Dies könnte insbesondere dann der Fall sein, wenn Betrügereien wie PlusToken und Wotoken laut Bitcoin Revolution weiterhin die Kryptogeld-Welt durchdringen. Während Plustoken und Wotoken sicherlich einige der prominentesten Beispiele sind, gibt es noch viele andere, darunter den berüchtigten OneCoin-Betrug, der sich über mehrere Jahre hinweg mit 4 Milliarden Dollar davongemacht hat.

Warum sind diese Betrügereien nach wie vor so effektiv? Und hat sich die Landschaft der Krypto-Betrüger verändert – oder singen die Krypto-Kriminellen immer noch dasselbe alte Lied?

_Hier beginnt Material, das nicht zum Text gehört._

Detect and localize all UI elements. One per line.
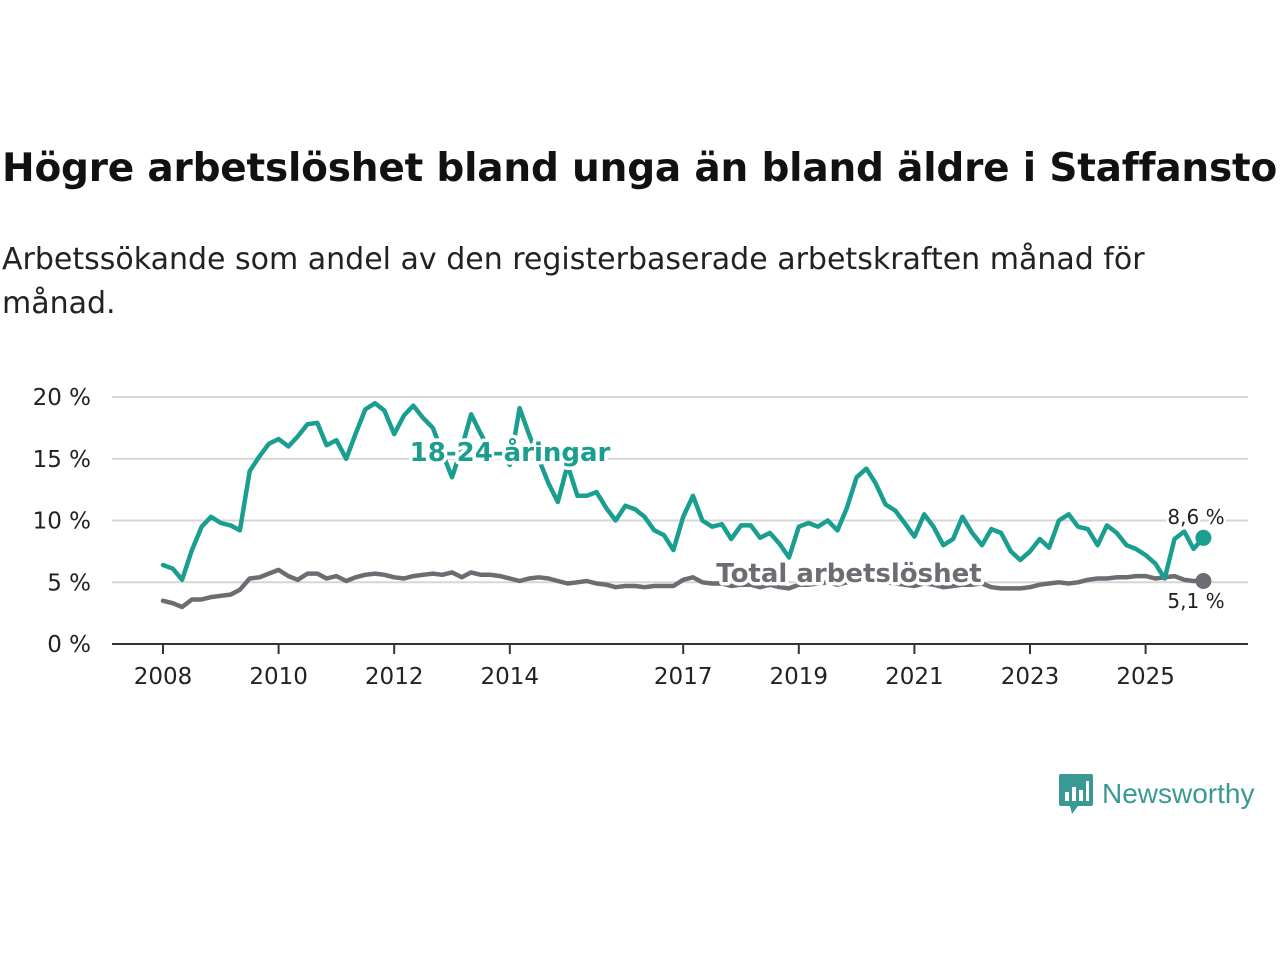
x-tick-label: 2008 [134,664,193,690]
end-value-label-youth: 8,6 % [1167,505,1224,529]
series-line-total [160,567,1206,610]
x-tick-label: 2025 [1116,664,1175,690]
x-tick-label: 2023 [1001,664,1060,690]
y-axis-ticks: 0 % 5 % 10 % 15 % 20 % [33,385,91,658]
series-line-youth [160,400,1206,583]
x-tick-label: 2017 [654,664,713,690]
y-tick-label: 10 % [33,509,91,535]
x-tick-label: 2021 [885,664,944,690]
chart-title: Högre arbetslöshet bland unga än bland ä… [2,146,1280,191]
chart-subtitle: Arbetssökande som andel av den registerb… [2,242,1145,321]
x-tick-label: 2010 [249,664,308,690]
end-point-total [1195,573,1212,590]
newsworthy-logo: Newsworthy [1058,772,1254,816]
y-tick-label: 5 % [47,570,91,596]
series-lines [160,400,1212,610]
y-tick-label: 15 % [33,447,91,473]
grid-lines [112,396,1248,584]
x-tick-label: 2019 [770,664,829,690]
y-tick-label: 20 % [33,385,91,411]
series-label-youth: 18-24-åringar [410,436,611,468]
x-axis: 2008 2010 2012 2014 2017 2019 2021 2023 2025 [112,643,1248,690]
series-labels: 18-24-åringar Total arbetslöshet 8,6 % 5,1 … [406,433,1227,616]
y-tick-label: 0 % [47,632,91,658]
x-tick-label: 2012 [365,664,424,690]
series-label-total: Total arbetslöshet [716,559,981,589]
x-tick-label: 2014 [481,664,540,690]
end-point-youth [1195,529,1212,546]
end-value-label-total: 5,1 % [1167,589,1224,613]
brand-name: Newsworthy [1102,778,1255,809]
chat-bar-chart-icon [1059,774,1093,814]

deshalb so erfolgreich, weil das Spiel mit den Gefühlen der Menschen

Nir Kshetri, Professor an der Bryan School of Business and Economics an der UNCG und Forschungsstipendiat an der Universität Kobe, sagte den Finanzmagnaten, dass Ponzi-Schemata weiterhin den Kryptowährungsraum verbreiten, weil sie so effektiv sind.

In der Tat „werden die Kriminellen hinter Krypto-Betrügereien wahrscheinlich bewährte Techniken verwenden, die sie schon seit geraumer Zeit einsetzen“, sagte Kshetri. Insbesondere „appellieren viele Kryptogeld-Betrüger an die Gier der Menschen“.

Mit anderen Worten, diese Art von Schemen sind deshalb so erfolgreich, weil „sie große Erträge versprechen“.

In der Tat sind hohe Renditen im Krypto-Ponzi-Drehbuch von wesentlicher Bedeutung: Sie waren ein Merkmal von Plustoken, Onecoin und Bitconnect – einem weiteren Betrug, der 2018 eingestellt wurde.